William, although offended by the Chancellor’s prolonged absence and by his patronizing messages, did not challenge Bismarck on policy until May 1889. The first disagreement was over labor legislation. Bismarck, attempting to cope with the social repercussions of the rapid industrialization of Germany, already had given the German working class the most advanced social legislation in the world, including comprehensive social insurance and contributory old-age pensions.

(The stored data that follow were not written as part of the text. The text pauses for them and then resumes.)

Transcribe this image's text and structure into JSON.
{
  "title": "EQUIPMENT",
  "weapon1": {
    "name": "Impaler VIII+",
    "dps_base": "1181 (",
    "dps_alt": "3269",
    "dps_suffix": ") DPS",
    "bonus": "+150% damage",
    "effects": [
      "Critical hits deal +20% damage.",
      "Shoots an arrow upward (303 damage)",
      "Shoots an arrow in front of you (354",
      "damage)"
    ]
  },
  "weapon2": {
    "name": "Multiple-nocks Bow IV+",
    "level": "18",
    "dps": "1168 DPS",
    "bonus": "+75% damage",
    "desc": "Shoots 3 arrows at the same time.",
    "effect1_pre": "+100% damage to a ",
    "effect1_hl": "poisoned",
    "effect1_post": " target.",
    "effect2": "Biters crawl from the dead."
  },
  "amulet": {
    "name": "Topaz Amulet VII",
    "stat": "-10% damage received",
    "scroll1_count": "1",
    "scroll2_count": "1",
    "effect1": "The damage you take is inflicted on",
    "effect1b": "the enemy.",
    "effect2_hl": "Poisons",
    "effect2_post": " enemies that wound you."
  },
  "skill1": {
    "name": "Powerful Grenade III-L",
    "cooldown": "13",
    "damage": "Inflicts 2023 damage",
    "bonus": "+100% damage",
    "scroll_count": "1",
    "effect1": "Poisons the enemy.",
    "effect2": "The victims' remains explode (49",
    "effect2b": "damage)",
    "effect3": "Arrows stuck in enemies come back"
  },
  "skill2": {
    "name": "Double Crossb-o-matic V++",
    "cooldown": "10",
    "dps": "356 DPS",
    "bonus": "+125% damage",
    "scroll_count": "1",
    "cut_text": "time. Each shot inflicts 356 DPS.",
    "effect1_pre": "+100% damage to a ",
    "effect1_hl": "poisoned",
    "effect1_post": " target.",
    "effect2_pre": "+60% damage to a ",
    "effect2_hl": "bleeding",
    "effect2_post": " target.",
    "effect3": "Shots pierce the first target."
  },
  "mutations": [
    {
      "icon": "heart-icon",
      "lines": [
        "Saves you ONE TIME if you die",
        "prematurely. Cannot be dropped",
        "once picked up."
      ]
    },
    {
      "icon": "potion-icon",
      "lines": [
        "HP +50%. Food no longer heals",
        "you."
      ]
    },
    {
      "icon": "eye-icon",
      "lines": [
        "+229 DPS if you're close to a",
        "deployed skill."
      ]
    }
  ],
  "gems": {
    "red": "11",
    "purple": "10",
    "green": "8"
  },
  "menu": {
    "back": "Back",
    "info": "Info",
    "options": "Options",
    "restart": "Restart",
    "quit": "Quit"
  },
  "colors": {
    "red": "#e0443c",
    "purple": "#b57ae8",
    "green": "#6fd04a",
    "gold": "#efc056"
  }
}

But he balked at restrictions on the age or sex of workers and on limiting the days and hours of work; forbidding a working man “to earn money on certain days54 and during certain hours” was “an encroachment upon personal freedom,” Bismarck said. William had personal reasons for opposing the Chancellor’s view. Although tutored in absolutism, the young Kaiser at the beginning of his reign craved the kind of popularity enjoyed by his father and grandfather. The means to achieve it, he decided, was to show that he was the Kaiser of all the German people. He would bind the workers to the crown with enlightened, cautiously liberal social and labor legislation; in this respect, laws protecting women and children from overwork and regulations on the hours and conditions of labor would be particularly popular and therefore useful.

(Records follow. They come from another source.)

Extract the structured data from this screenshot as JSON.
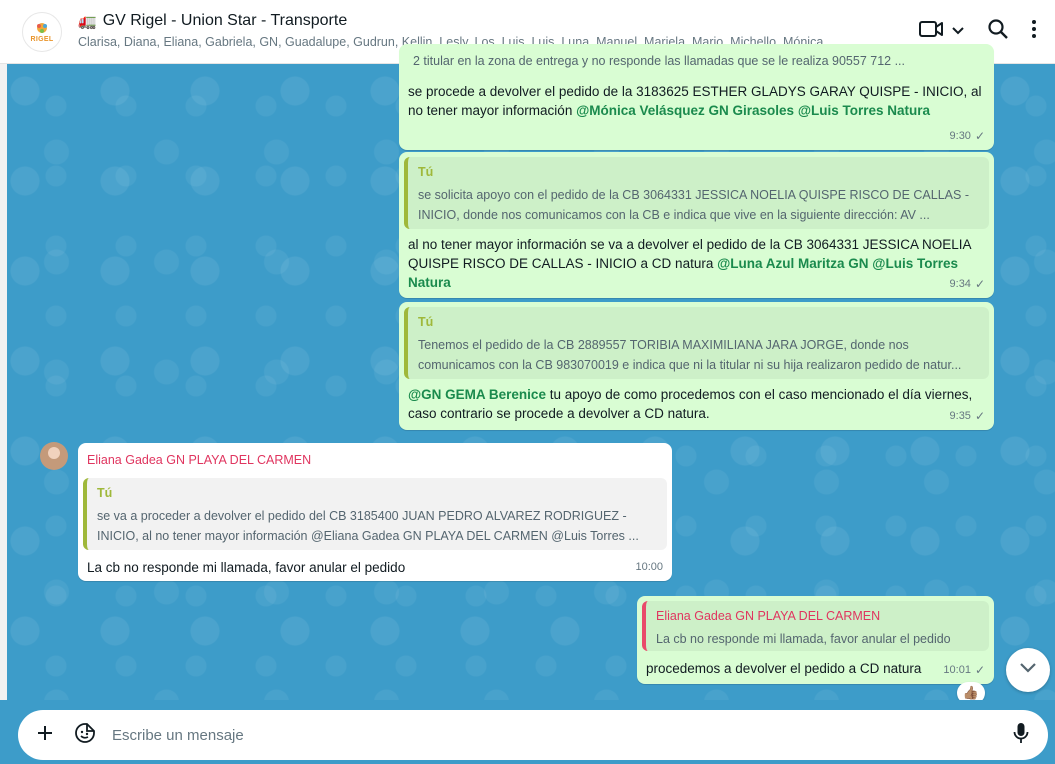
{
  "header": {
    "avatar_logo_text": "RIGEL",
    "title_emoji": "🚛",
    "title": "GV Rigel - Union Star - Transporte",
    "members": "Clarisa, Diana, Eliana, Gabriela, GN, Guadalupe, Gudrun, Kellin, Lesly, Los, Luis, Luis, Luna, Manuel, Mariela, Mario, Michello, Mónica, R..."
  },
  "messages": [
    {
      "top_partial": "2 titular en la zona de entrega y no responde las llamadas que se le realiza 90557 712 ...",
      "text_plain": "se procede a devolver el pedido de la  3183625 ESTHER GLADYS GARAY QUISPE - INICIO, al no tener mayor información ",
      "mention_1": "@Mónica Velásquez GN Girasoles",
      "mention_2": "@Luis Torres Natura",
      "time": "9:30"
    },
    {
      "quote_author": "Tú",
      "quote_text": "se solicita apoyo con el pedido de la CB 3064331 JESSICA NOELIA QUISPE RISCO DE CALLAS - INICIO, donde nos comunicamos con la CB e indica que vive en la siguiente dirección: AV ...",
      "text_plain": "al no tener mayor información se va a devolver el pedido de la CB 3064331 JESSICA NOELIA QUISPE RISCO DE CALLAS - INICIO a CD natura ",
      "mention_1": "@Luna Azul Maritza GN",
      "mention_2": "@Luis Torres Natura",
      "time": "9:34"
    },
    {
      "quote_author": "Tú",
      "quote_text": "Tenemos el pedido de la CB 2889557 TORIBIA MAXIMILIANA JARA JORGE, donde nos comunicamos con la CB 983070019 e indica que ni la titular ni su hija realizaron pedido de natur...",
      "mention_1": "@GN GEMA Berenice",
      "text_plain": " tu apoyo de como procedemos con el caso mencionado el día viernes, caso contrario se procede a devolver a CD natura.",
      "time": "9:35"
    },
    {
      "sender": "Eliana Gadea GN PLAYA DEL CARMEN",
      "quote_author": "Tú",
      "quote_text": "se va a proceder a devolver el pedido del CB 3185400 JUAN PEDRO ALVAREZ RODRIGUEZ - INICIO, al no tener mayor información @Eliana Gadea GN PLAYA DEL CARMEN @Luis Torres ...",
      "text": "La cb no responde  mi llamada, favor anular el pedido",
      "time": "10:00"
    },
    {
      "quote_author": "Eliana Gadea GN PLAYA DEL CARMEN",
      "quote_text": "La cb no responde  mi llamada, favor anular el pedido",
      "text": "procedemos a devolver el pedido a CD natura",
      "time": "10:01",
      "reaction": "👍🏽"
    }
  ],
  "composer": {
    "placeholder": "Escribe un mensaje"
  },
  "icons": {
    "video": "video-call-icon",
    "search": "search-icon",
    "menu": "more-options-icon",
    "add": "plus-icon",
    "sticker": "sticker-icon",
    "mic": "microphone-icon"
  },
  "colors": {
    "chat_background": "#3d9cc9",
    "outgoing_bubble": "#d9fdd3",
    "mention": "#1a8a4d",
    "sender_name": "#e0355f"
  }
}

The clash between these philosophies was precipitated by a strike of 170,000 Westphalian coal miners in May 1889. William, against the Chancellor’s advice, received a deputation of the striking miners and appeared unexpectedly at a Cabinet meeting to announce (in Bismarck’s words): “The employers and shareholders55 must give way; the workers were his subjects for whom it was his place to care; if the industrial millionaires would not do as he wished, he would withdraw his troops. If the villas of the wealthy mine owners and directors were then set on fire and their gardens trampled underfoot, they would soon sing small.” Bismarck argued that the mine owners were also subjects who had a right to their sovereign’s protection. The dispute festered and became a part of a larger crisis. In 1889, the seventy-four-year-old Chancellor was disinclined to make concessions to coal miners, factory workers, or Socialist deputies in the Reichstag. He believed that the time had come to deal forcef
ully with industrial turmoil and parliamentary upheaval. If the workers made trouble, the army would repress them; if the Reichstag misbehaved, he would simply dismiss it and turn the deputies into the street. To those who said that this coup d’état was unconstitutional, he would reply that he had created the constitution and could create another. Nor should anyone forget that he had begun his long service to the Prussian crown by ruling illegally for four years without the Prussian Landtag.

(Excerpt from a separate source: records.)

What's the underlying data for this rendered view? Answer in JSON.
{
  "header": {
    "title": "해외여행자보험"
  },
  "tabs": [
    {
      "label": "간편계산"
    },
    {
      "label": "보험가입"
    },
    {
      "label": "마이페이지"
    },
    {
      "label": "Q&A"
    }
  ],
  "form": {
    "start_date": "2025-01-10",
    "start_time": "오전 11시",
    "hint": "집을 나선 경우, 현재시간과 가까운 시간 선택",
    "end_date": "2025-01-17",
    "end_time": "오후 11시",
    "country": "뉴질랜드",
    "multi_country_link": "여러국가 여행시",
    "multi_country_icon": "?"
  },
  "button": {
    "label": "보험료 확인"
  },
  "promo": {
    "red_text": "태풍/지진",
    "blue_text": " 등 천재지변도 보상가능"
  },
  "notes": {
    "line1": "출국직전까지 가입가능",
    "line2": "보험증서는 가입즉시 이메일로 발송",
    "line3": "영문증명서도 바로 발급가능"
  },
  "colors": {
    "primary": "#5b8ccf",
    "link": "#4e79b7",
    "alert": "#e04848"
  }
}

By January 1890, all parties in the Reichstag were in favor of legislation to restrict child labor, female labor, and work on Sundays. Bismarck refused to give way and William decided to act. On January 23, the Chancellor and all Prussian ministers were informed that the Kaiser had summoned a Crown Council (a session of the Prussian Ministry of State under the personal presidency of the King) for six P.M. on the following day. Herbert, charged by his father with learning the purpose of the Council, went to William and learned that the Kaiser intended to place his labor-reform plan before the ministers. Bismarck left Friedrichsruh, arrived in Berlin at two P.M., and summoned all Prussian ministers to meet in his office at three P.M. There, he told them what he knew of the Emperor’s intentions and asked them to neither accept nor reject the plan but to ask for time to think it over. Without exception, the ministers agreed.